Cândido Ferreira «Se
fosse possível avaliar uma acção com as características
daquela que levámos a cabo em Luanda sob a tutela da “Caixindré”,
com o apoio da Cena Lusófona, não podíamos fugir ao excelente.
Pelos resultados artísticos e pelas consequências sociais e humanas.
Uma coisa fica por avaliar: os reflexos futuros das acções de formação,
embora estejamos todos muito optimistas. E foi maravilhoso devolver aquela
gente e aquele público uma das suas mais belas obras, que fala do passado
recente e até do presente, sempre vivido com raiva, com angústia,
com miséria, mas também com muito amor, alegria e alguma esperança.

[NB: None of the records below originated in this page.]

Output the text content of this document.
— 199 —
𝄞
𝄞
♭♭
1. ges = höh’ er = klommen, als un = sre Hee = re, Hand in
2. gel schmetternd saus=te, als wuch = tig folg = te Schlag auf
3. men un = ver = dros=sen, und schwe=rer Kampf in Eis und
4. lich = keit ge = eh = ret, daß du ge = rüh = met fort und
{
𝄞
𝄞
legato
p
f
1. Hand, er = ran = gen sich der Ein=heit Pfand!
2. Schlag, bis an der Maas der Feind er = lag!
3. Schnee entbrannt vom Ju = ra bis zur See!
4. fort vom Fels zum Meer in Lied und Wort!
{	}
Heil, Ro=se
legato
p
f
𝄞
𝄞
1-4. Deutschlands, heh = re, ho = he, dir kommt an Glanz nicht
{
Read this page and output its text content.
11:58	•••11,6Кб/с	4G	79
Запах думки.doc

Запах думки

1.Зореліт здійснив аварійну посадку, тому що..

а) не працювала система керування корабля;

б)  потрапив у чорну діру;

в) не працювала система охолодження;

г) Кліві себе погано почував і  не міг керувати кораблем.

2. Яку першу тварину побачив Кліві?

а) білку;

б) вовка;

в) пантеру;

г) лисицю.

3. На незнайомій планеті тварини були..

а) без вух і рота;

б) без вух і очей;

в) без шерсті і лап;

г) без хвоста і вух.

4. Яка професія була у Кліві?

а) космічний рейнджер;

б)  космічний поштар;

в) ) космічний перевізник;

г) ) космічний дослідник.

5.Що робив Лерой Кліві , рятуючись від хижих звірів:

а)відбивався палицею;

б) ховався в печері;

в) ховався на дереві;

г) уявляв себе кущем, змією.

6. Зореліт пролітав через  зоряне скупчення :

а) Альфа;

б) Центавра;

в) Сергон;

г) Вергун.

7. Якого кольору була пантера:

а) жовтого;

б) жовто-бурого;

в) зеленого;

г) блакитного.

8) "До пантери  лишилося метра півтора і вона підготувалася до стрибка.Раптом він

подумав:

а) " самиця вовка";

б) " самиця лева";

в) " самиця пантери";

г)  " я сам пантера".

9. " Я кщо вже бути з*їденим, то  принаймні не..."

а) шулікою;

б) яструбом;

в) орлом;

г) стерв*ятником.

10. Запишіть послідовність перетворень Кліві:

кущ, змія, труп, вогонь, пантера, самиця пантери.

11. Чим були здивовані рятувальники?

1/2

A meu ver, a capacidade técnica e polivalente da equipa, a sua juventude
e generosidade foram factores determinantes para o sucesso desta acção.»
Nicolas
Brites «No
início só levávamos uma semente solitária, apenas
um embrião em estado de vida latente, com os genes da experiência
que esta equipa de seis pessoas tinha tido anteriormente em Lisboa. Chegámos
e a semente foi lançada, a terra fértil abraçou-a num misto
de desconfiança e esperança, mas poucos dias passaram para que ela
germinasse e fosse ganhando forças, as raízes expandiram-se em várias
direcções. A abertura de espíirito, a união das vontades,
o respeito mútuo e os desejos comuns tiraram a semente do seu estado primitivo
de desenvolvimento para lhe dar corpo, houve uma conjunção de forças
duma parte e de outra para o bom desenvolvimento deste projecto. Fomos claros
nos objectivos que nos propusemos alcançar. Fomos atrevidos e provocamos
um grande número diferente de pessoas variado nas suas áreas a participarem
neste projecto em volta do teatro e do "Quem Me Dera Ser Onda".
Nunca parámos de dar água à nossa raiz. E ela foi se desenvolvendo
escondida e subterrânea. Deparou-se com algumas dificuldades, pedras da
dura realidade em que este povo vive - as constantes quebras de luz; o transporte
dos músicos, dos actores e dos técnicos em segurança já
que a partir das 23 horas as ruas de Luanda se tornam bastante inseguras; assegurar
que todos os intervenientes tenham pelo menos uma refeição digna
antes de iniciar os ensaios; a falta de ferramentas e materiais para a construção
e concepção dos cenários e adereços; o marasmo dos
meios de iluminação e de espaços em condições
para ensaios e sua consequente apresentação ao público -
mas esta raiz corajosa acabou sempre por conseguir resolver, melhor ou pior, as
questões problemáticas que se lhe deparavam pela frente e que a
impediam de se desenvolver. Finalmente, um ramo tenro e verde despontou e
elevou-se em direcção aos céus, sofreu novamente algumas
intempéries, mas a alma já ninguém a podia retirar, já
não havia retorno possível. O caule e as suas múltiplas
minúsculas folhas frágeis transformaram-se, de um dia para o outro,
numa árvore frondosa, alta de copa larga, de onde se conseguia deslumbrar
uma palavra que fora raptada à muito pelos ventos da guerra e esquecida
pelo povo angolano, aquela que nos dá uma perspectiva do que está
para vir. Recordo o dia da estreia, a ansiedade aumentava, as emoções
andavam à flor da pele e a dúvida passava silenciosa só quebrada
pelo riso e perguntas das crianças, era o dia da verdade, o dia em que
o fruto ia ser mostrado, e que acabou por ser saboreado com deleite pelos intervenientes
e público luandense. A nossa semente passou a ser a árvore deles,
eles agora cuidam dela, nós observamos esperando que ela se torne mãe
de outras sementes num futuro próximo, pretexto para outros encontros vindouros.»